One prevailing school of thought about SaaS is that while data migration is relatively easy, data integration is a different story entirely. Even as IT budgets stagnate, SaaS is poised to grow by 22.1% this year because of the relative ease of implementing supported projects in small and medium enterprises. But big businesses—such as those in the financial markets—have varying complexities it handles information
Gartner analysts have so far stated the obvious that implementation of SaaS should be based on its value to the entire enterprise and not just to a single business function. Data integration that allow for ease of access to information is where locally hosted systems trump SaaS
According to Gartner’s white paper, “Architecting Information Delivery into SaaS Initiatives,” CIOs and IT leaders should cover data that reside in SaaS applications in their data integration projects, and perhaps more importantly, identify data management and integration requirements to prevent risks that eventually impact the quality of deployment
Engaging a SaaS provider is akin to hiring a group of workers to join one’s technology department.
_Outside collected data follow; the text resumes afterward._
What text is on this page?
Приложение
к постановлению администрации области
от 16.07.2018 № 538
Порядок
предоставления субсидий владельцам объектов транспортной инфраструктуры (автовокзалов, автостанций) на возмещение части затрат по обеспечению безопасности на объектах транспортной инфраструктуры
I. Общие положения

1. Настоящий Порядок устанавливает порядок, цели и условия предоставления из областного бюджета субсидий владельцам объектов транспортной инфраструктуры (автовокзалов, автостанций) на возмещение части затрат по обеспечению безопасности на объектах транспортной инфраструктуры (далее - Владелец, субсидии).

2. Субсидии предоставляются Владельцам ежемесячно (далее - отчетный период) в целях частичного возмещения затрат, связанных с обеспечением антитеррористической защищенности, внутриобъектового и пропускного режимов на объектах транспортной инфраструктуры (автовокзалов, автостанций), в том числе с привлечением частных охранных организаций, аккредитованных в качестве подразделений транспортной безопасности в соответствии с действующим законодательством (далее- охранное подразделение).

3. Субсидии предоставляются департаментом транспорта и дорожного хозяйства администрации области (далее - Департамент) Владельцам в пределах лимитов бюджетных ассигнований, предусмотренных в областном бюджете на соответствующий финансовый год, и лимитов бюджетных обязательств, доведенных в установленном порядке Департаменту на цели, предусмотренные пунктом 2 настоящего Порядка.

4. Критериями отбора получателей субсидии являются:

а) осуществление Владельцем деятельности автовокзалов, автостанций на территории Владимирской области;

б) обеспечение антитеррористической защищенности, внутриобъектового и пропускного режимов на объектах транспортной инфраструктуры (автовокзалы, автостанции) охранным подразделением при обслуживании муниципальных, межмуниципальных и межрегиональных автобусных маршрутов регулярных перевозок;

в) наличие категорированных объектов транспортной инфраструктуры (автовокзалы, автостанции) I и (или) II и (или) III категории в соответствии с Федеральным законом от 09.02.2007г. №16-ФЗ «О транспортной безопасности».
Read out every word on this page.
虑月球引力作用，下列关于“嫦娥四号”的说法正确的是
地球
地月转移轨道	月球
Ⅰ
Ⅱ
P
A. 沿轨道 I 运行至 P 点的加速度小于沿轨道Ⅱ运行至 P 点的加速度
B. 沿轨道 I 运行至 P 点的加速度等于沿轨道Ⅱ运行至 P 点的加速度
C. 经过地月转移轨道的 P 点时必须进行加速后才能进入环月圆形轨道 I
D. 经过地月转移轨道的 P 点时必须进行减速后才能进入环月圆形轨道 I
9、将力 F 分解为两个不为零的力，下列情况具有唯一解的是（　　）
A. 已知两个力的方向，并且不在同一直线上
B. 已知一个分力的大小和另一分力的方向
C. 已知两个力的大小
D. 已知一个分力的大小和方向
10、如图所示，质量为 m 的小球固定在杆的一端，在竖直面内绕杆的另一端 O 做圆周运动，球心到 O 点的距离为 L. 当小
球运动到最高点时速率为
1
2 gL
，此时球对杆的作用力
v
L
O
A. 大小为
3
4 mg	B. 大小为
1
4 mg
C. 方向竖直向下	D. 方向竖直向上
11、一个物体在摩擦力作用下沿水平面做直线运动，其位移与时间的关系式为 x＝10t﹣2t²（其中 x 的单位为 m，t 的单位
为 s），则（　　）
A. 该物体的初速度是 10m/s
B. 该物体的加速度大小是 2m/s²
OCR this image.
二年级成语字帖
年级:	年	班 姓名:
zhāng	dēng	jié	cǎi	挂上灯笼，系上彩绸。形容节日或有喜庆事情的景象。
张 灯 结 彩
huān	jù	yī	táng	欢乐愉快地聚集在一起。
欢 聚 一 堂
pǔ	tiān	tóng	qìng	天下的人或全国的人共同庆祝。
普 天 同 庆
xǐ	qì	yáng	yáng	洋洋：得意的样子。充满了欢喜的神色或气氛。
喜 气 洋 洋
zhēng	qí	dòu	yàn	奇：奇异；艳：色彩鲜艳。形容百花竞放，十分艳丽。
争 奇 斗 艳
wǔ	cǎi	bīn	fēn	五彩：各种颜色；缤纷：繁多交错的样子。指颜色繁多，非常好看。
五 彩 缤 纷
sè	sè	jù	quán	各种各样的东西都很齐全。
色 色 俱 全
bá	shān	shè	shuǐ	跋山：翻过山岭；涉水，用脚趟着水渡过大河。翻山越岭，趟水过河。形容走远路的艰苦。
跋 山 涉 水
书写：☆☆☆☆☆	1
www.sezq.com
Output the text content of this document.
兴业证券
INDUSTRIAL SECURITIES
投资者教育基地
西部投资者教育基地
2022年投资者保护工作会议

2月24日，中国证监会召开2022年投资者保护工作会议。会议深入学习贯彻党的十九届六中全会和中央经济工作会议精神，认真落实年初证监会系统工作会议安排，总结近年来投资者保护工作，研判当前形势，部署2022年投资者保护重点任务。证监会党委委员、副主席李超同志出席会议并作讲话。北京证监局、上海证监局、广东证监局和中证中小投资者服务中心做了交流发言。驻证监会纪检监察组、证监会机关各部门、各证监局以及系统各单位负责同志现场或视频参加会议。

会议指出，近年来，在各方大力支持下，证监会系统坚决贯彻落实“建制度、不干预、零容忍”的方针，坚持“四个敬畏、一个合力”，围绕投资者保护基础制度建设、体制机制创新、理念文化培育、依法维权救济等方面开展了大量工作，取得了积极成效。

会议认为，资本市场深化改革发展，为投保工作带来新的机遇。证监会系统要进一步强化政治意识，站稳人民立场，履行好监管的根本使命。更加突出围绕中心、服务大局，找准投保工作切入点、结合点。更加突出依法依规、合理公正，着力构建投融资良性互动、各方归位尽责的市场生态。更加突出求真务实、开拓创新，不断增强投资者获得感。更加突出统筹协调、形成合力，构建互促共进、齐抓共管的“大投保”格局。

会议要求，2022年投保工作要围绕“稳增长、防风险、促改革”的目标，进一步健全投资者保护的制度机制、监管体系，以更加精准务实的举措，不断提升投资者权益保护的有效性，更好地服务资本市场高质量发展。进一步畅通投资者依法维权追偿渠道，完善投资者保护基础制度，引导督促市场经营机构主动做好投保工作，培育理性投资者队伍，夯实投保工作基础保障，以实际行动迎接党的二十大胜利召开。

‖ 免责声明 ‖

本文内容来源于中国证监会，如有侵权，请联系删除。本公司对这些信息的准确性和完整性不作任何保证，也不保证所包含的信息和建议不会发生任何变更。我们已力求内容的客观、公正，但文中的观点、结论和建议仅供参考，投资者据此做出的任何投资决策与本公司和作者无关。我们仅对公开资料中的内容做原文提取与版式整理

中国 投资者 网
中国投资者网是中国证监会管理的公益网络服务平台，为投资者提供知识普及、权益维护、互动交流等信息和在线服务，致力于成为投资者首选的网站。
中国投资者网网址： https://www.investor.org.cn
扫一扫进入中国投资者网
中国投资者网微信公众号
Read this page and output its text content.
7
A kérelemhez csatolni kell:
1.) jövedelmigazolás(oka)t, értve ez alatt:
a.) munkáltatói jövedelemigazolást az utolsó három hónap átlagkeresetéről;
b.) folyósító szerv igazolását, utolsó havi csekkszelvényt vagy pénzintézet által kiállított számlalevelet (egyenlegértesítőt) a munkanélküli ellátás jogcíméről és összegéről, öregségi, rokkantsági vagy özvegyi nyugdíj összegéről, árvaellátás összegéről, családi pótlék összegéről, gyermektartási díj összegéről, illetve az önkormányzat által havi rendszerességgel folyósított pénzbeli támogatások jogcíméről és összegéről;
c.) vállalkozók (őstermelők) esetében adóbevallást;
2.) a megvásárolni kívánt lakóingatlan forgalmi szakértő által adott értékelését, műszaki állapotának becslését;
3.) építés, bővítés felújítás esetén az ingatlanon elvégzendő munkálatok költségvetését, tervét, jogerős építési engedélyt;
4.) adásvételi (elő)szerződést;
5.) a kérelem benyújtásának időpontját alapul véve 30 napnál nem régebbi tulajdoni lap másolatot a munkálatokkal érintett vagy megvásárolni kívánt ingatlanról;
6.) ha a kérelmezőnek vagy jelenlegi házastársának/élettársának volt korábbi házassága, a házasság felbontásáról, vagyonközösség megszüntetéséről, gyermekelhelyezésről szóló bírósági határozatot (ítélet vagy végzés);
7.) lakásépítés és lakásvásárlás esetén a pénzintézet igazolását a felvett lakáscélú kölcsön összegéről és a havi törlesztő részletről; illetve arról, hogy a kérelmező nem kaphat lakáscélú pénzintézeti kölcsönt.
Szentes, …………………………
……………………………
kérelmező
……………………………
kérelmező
Pre-implementation preparations, such as due diligence reviews and drafting statements of work, takes a certain measure of effort no matter how relatively easy it is to implement applications. This is enough to push the idea of delivering SaaS capabilities to enterprise-wide technology landscape. “The infrastructure environment must cater for extensible use by additional applications, or become integrated as a part of a new system’s infrastructure,” according to the paper, and thus must be a corporate mandate in order to maximize the opportunity that SaaS affords for service buyers
For vendors, access to, and delivery of, corporate information to privileged users throughout the enterprise is an opportunity that they should look at. Gartner believes that buyers should have an “architected approach is provided for, to bring back strategic information to the organization.” Service level agreements should immediately feature integrated information management and delivery, instead of chalking it up as a hidden cost. And by “architected approach,” it should further involve the possibility of interoperability with other applications, platforms, and perhaps partnerships as SaaS implementations mature.
“The reality is that despite SaaS applications functioning as an extension of an enterprise’s IT ecosystem, they often lack assimilation with the information and integration demands of the broader enterprise’s internal applications, and sometimes with other SaaS applications,” according to the study.